Are Italian homes really some of the smallest in Europe?

Are Italian homes really some of the smallest in Europe?
Photo: AFP
With everyone confined indoors for weeks under lockdown, many people have noted the often tiny size of living spaces in Italy. But just how small are Italian homes on average?

Statistics show that Italians live in some of the smallest and most overcrowded homes in Europe.

According to property website Idealista, the average size of an Italian home is 81 square metres – smaller than the Spanish (97 m2), German (109 m2) and French (112 m2) averages.

READ ALSO: What's wrong with the Italian property market?

More than half of all Italians live in apartment blocks, Idealista writes, with over 25 percent of Italians living in large condominium buildings featuring ten or more apartments, and a further 27 percent in smaller blocks.

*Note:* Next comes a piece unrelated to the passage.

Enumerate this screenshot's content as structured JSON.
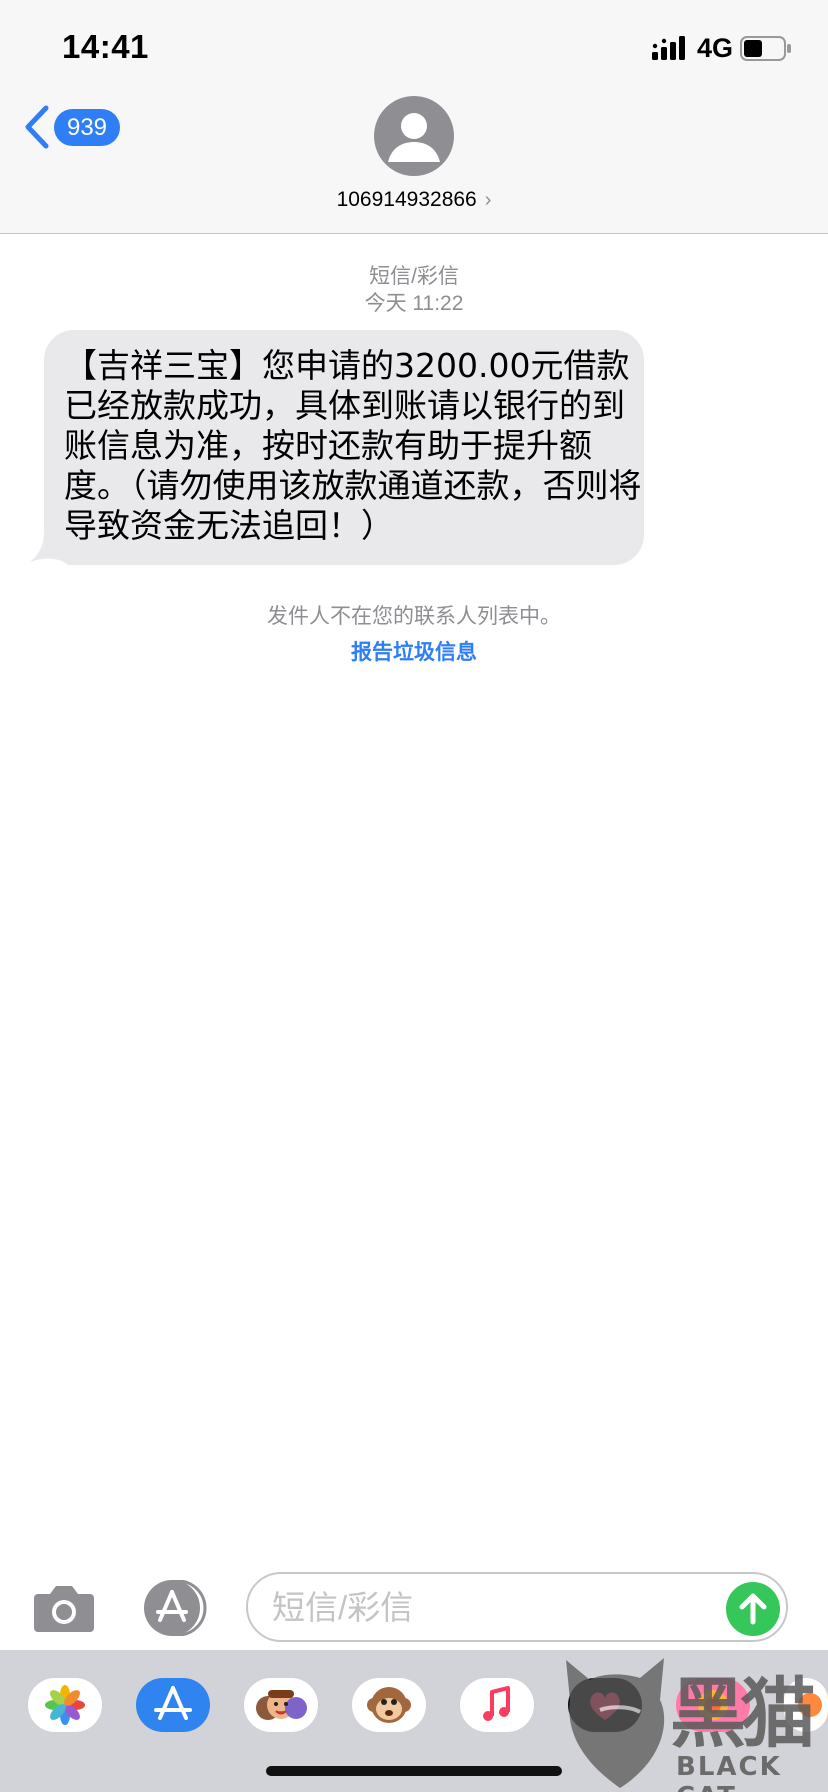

The situation in Germany is quite similar, and in Spain some 44 percent of all families live in large apartment buildings.

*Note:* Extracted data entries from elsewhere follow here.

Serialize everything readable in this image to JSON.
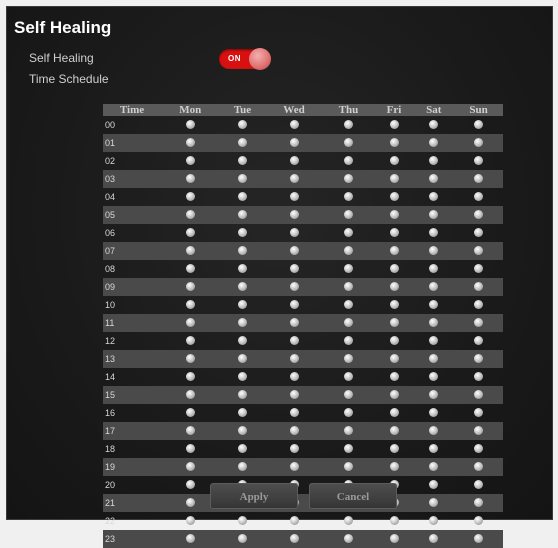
{
  "page": {
    "title": "Self Healing",
    "self_healing_label": "Self Healing",
    "time_schedule_label": "Time Schedule"
  },
  "toggle": {
    "state": "ON",
    "color": "#d81010"
  },
  "schedule": {
    "columns": [
      "Time",
      "Mon",
      "Tue",
      "Wed",
      "Thu",
      "Fri",
      "Sat",
      "Sun"
    ],
    "hours": [
      "00",
      "01",
      "02",
      "03",
      "04",
      "05",
      "06",
      "07",
      "08",
      "09",
      "10",
      "11",
      "12",
      "13",
      "14",
      "15",
      "16",
      "17",
      "18",
      "19",
      "20",
      "21",
      "22",
      "23"
    ],
    "slot_state": "off"
  },
  "buttons": {
    "apply": "Apply",
    "cancel": "Cancel"
  }
}
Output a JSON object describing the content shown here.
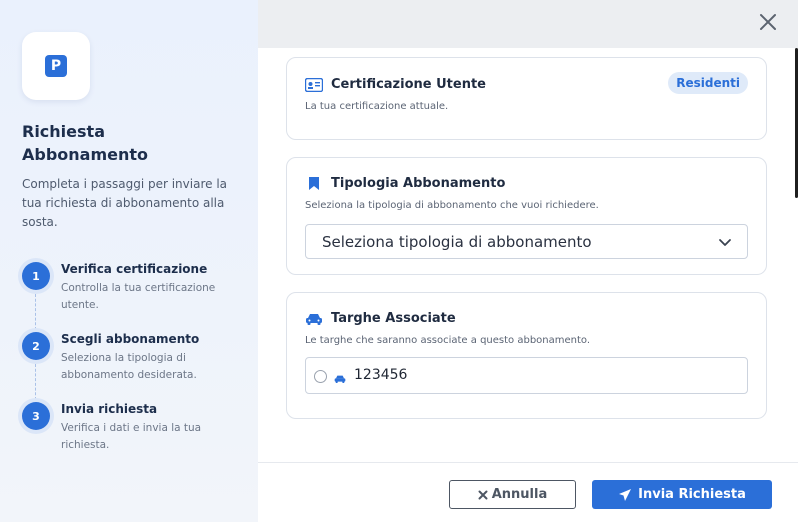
{
  "sidebar": {
    "logo_letter": "P",
    "title": "Richiesta Abbonamento",
    "description": "Completa i passaggi per inviare la tua richiesta di abbonamento alla sosta.",
    "steps": [
      {
        "number": "1",
        "title": "Verifica certificazione",
        "description": "Controlla la tua certificazione utente."
      },
      {
        "number": "2",
        "title": "Scegli abbonamento",
        "description": "Seleziona la tipologia di abbonamento desiderata."
      },
      {
        "number": "3",
        "title": "Invia richiesta",
        "description": "Verifica i dati e invia la tua richiesta."
      }
    ]
  },
  "dialog": {
    "close_icon": "close-icon",
    "certification": {
      "title": "Certificazione Utente",
      "subtitle": "La tua certificazione attuale.",
      "badge": "Residenti",
      "icon": "id-card-icon"
    },
    "subscription_type": {
      "title": "Tipologia Abbonamento",
      "subtitle": "Seleziona la tipologia di abbonamento che vuoi richiedere.",
      "select_value": "Seleziona tipologia di abbonamento",
      "icon": "bookmark-icon"
    },
    "plates": {
      "title": "Targhe Associate",
      "subtitle": "Le targhe che saranno associate a questo abbonamento.",
      "items": [
        {
          "plate": "123456",
          "selected": false
        }
      ],
      "icon": "car-icon"
    },
    "footer": {
      "cancel_label": "Annulla",
      "submit_label": "Invia Richiesta"
    }
  },
  "colors": {
    "accent": "#2b6fd8",
    "badge_bg": "#dfeaf9",
    "title_text": "#1d2e4c"
  }
}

In France, however, low-density housing such as terraced or single-family homes are more common overall.

According to Eurostat, Italy has the biggest problem with overcrowding among larger European countries, with more than 30 percent of all families in overcrowded living conditions.

The European average is 18.3 percent, while in France it drops to 8.2 percent, in Germany to 6.3 percent and Spain to five percent.

In the UK just 4.8 percent.of the population live in overcrowded conditions.

Source: Eurostat

The only EU countries with a bigger overcrowding problem are Greece, Poland, Bulgaria, Romania, Croatia, Latvia, and Slovakia.

And Italy's overcrowding problem is getting worse, as the figure has increased consistently since 2010, when it was 24.3 percent.

Meanwhile, 15 percent of the Italian population were found to live in homes deemed larger than necessary.